2. Discussion of Related Art
Low resistance contact layers are commonly formed on source/drain regions of transistors to improve performance, such as lowering the parasitic resistance. An example of a low resistance contact layer is the self-aligned silicide layer, commonly referred to as salicide. Current metal deposition for salicide formation is accomplished by physical vapor deposition (PVD). However, the directional nature of the depositing flux in the PVD technique has certain drawbacks, such as difficulty in depositing metal at the bottom of high aspect ratio features and non-conformal metal deposition on three-dimensional (3D) features of 3D transistor structures.
FIG. 1 illustrates an example of a 3D transistor structure known as the tri-gate transistor The tri-gate transistor comprises a semiconductor body 30 having a fin shape formed on a substrate 40. Source/drain regions 31 are formed adjacent to opposite ends of the semiconductor body 30. A gate dielectric 50 is formed conformally onto the channel region 33, wherein channel region 33 refers to the portion between the source and drain regions 31. A gate electrode 60 is formed on the gate dielectric 50. The semiconductor body 30 can be doped to form source/drain regions 31. During doping of source/drain regions, the gate electrode 60 acts as a mask to prevent the channel region 33 from being doped.

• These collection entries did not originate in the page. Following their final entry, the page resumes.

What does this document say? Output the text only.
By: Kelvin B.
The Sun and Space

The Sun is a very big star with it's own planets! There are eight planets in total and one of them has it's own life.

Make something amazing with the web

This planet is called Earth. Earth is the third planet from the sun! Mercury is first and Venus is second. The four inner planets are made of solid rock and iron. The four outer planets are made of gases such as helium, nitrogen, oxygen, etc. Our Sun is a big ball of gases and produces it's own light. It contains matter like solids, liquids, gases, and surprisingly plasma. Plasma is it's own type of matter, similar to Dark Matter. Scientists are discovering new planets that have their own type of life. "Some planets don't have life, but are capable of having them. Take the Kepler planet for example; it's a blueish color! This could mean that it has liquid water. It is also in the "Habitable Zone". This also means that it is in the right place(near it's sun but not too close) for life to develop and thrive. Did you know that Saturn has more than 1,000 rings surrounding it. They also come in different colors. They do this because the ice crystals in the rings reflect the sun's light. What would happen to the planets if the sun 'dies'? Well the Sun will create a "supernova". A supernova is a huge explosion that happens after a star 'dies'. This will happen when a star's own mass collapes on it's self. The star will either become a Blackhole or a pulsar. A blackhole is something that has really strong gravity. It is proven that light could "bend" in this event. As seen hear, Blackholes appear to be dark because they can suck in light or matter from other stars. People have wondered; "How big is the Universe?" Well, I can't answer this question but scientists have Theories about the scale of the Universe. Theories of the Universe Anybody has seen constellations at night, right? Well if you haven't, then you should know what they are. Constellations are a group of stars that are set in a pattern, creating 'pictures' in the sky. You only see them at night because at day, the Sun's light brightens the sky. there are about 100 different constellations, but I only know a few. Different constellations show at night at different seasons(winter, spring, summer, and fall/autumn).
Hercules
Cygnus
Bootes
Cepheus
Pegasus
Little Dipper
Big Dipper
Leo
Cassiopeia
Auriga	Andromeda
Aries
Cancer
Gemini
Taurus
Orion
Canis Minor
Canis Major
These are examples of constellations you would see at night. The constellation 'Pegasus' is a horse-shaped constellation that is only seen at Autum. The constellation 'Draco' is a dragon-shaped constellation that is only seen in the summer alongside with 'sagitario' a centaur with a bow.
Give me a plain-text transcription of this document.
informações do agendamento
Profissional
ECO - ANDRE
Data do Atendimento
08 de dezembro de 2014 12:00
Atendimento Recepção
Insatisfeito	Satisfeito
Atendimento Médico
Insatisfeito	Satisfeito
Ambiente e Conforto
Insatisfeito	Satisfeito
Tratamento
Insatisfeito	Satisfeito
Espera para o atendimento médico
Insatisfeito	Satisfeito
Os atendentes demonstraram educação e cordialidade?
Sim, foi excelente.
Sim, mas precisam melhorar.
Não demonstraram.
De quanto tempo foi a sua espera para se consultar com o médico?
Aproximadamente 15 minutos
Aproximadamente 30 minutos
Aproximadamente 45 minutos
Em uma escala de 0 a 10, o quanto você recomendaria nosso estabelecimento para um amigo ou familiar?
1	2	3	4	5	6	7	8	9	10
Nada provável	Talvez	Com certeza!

FIG. 2A shows the cross-sectional view of the semiconductor body 30 across line A-A in FIG. 1, which also represents the source/drain region 31. Semiconductor body 30 is a fin-shaped or ridge-shaped structure comprising a top surface 71, a first sidewall 72 and a second sidewall 73, wherein the first and second sidewalls 72, 73 extend from opposite sides of the top surface 71 of source/drain region 31 to the top surface 41 of the substrate 40.
Typically, a PVD metal deposition is used to form contact layers on the tri-gate transistor. FIG. 2B illustrates a metal contact layer 80 formed on the semiconductor body 30 as well as the top surface of the substrate 40 by using a conventional PVD metal deposition. However, due to the directional nature of the depositing flux, the metal contact layer 80 is not formed conformally on the top surface 71 and sidewalls 72, 73. Next, in FIG. 2C, an annealing process following the PVD metal deposition usually results in non-uniform reaction between the metal contact layer 80 and the semiconductor body 30. The annealing process could cause excessive consumption 90 of the semiconductor body 30 by the metal contact layer 80.